35 Labor Supply Elasticities The income elasticity of labor supply, the Frisch elasticity of labor supply and the long-run elasticity of labor supply are all of great practical importance. Separate measures of these different concepts are possible, allowing a test of the theoretical relationship between them. Also of interest: –the relationship between consumption and labor in the utility function –the effect of job characteristics on labor supply –endogenous age of retirement The state of the art is also getting to be well-advanced here, though these are unavoidably more difficult than the typical question in the previous topic area.
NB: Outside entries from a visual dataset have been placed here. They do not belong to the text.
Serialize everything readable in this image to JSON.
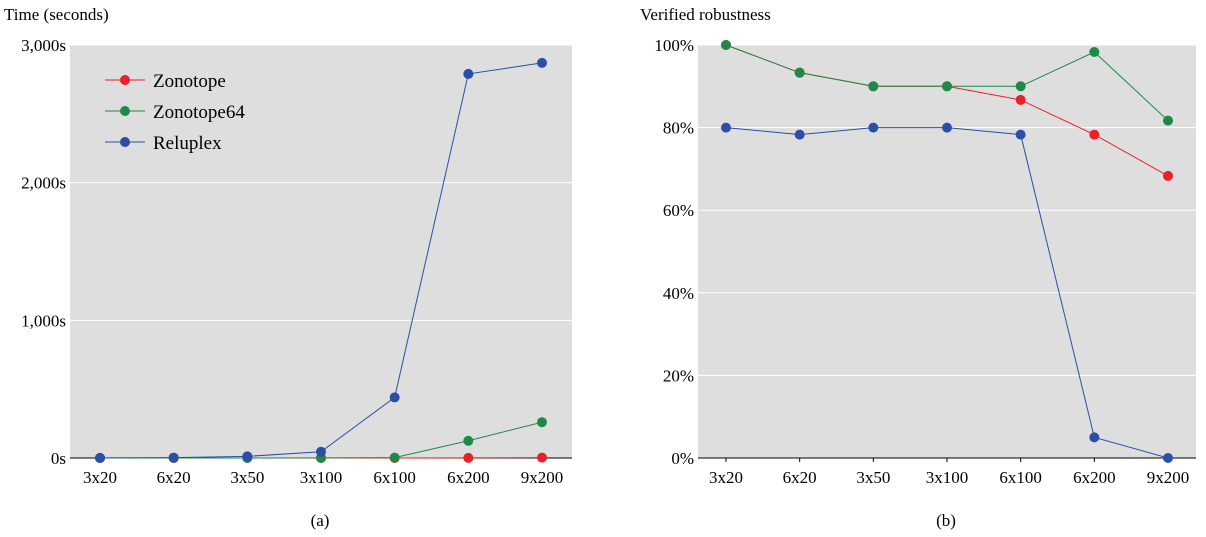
{
  "colors": {
    "plot_background": "#dedede",
    "grid": "#ffffff",
    "zonotope": "#e8202a",
    "zonotope64": "#1f8a48",
    "reluplex": "#2b4ea6"
  },
  "chart_data": [
    {
      "type": "line",
      "title": "",
      "ylabel": "Time (seconds)",
      "xlabel": "",
      "caption": "(a)",
      "categories": [
        "3x20",
        "6x20",
        "3x50",
        "3x100",
        "6x100",
        "6x200",
        "9x200"
      ],
      "ylim": [
        0,
        3000
      ],
      "yticks": [
        {
          "value": 0,
          "label": "0s"
        },
        {
          "value": 1000,
          "label": "1,000s"
        },
        {
          "value": 2000,
          "label": "2,000s"
        },
        {
          "value": 3000,
          "label": "3,000s"
        }
      ],
      "grid": true,
      "legend_position": "top-left",
      "legend": [
        "Zonotope",
        "Zonotope64",
        "Reluplex"
      ],
      "series": [
        {
          "name": "Zonotope",
          "color_key": "zonotope",
          "values": [
            0,
            0,
            0,
            0,
            0,
            1,
            3
          ]
        },
        {
          "name": "Zonotope64",
          "color_key": "zonotope64",
          "values": [
            0,
            0,
            0,
            1,
            3,
            125,
            260
          ]
        },
        {
          "name": "Reluplex",
          "color_key": "reluplex",
          "values": [
            1,
            3,
            12,
            45,
            440,
            2790,
            2870
          ]
        }
      ]
    },
    {
      "type": "line",
      "title": "",
      "ylabel": "Verified robustness",
      "xlabel": "",
      "caption": "(b)",
      "categories": [
        "3x20",
        "6x20",
        "3x50",
        "3x100",
        "6x100",
        "6x200",
        "9x200"
      ],
      "ylim": [
        0,
        100
      ],
      "yticks": [
        {
          "value": 0,
          "label": "0%"
        },
        {
          "value": 20,
          "label": "20%"
        },
        {
          "value": 40,
          "label": "40%"
        },
        {
          "value": 60,
          "label": "60%"
        },
        {
          "value": 80,
          "label": "80%"
        },
        {
          "value": 100,
          "label": "100%"
        }
      ],
      "grid": true,
      "legend_position": "none",
      "series": [
        {
          "name": "Zonotope",
          "color_key": "zonotope",
          "values": [
            100,
            93.3,
            90,
            90,
            86.7,
            78.3,
            68.3
          ]
        },
        {
          "name": "Zonotope64",
          "color_key": "zonotope64",
          "values": [
            100,
            93.3,
            90,
            90,
            90,
            98.3,
            81.7
          ]
        },
        {
          "name": "Reluplex",
          "color_key": "reluplex",
          "values": [
            80,
            78.3,
            80,
            80,
            78.3,
            5,
            0
          ]
        }
      ]
    }
  ]
}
36 The Marginal Propensity to Consume The MPC turns out to be quite difficult to measure. Our initial efforts had serious problems. –The reported MPC’s for permanent and transitory shocks were quite close to each other. –When asked to distribute permanent income between consumption, saving for early retirement, ordinary saving, giving to relatives and giving to others, the average MPC was about 24%. –We interpret this as the 1/n phenomenon.

37 The Marginal Propensity to Consume (continued) There is a variety of evidence in the literature for mental accounting. Shapiro and Slemrod have used the Survey of Consumers to study the impact of tax rebates, tax cuts and withholding changes. The results are intriguing but raise as many questions as they answer. Basic research is needed before we can accurately measure the MPC. The intellectual resources exist to pursue that basic research given funding for the needed survey data.

38 Aspects of the Value Function In measuring preference parameters, the idea is to construct hypothetical situations that abstract from aspects of an individual’s situation other than preferences. It is also interesting to obtain measures that mix together aspects of preferences and aspects of the situation---especially when the relevant aspects of preferences are separately measured for comparison. When we know how to measure these well, time series could be especially interesting.

39 Aspects of the Value Function (continued) Examples: –The absolute risk aversion of the value function (risk version over dollar or yen gambles) –The marginal propensity to consume –The shadow interest rate –The shadow wage.

40 Nonstandard Arguments of the Value Function This is quite speculative, but one could imagine trying to measure nonstandard arguments of the value function. For example: –intensity of work effort –habits –cumulated fatigue

41 Summary Survey measurement of preference parameters has great promise. More generally, many things can be measured that have never been measured before. If we build a strong foundation for the future, survey methods can transform the conduct of economics in the 21 st century. There are fascinating places to start.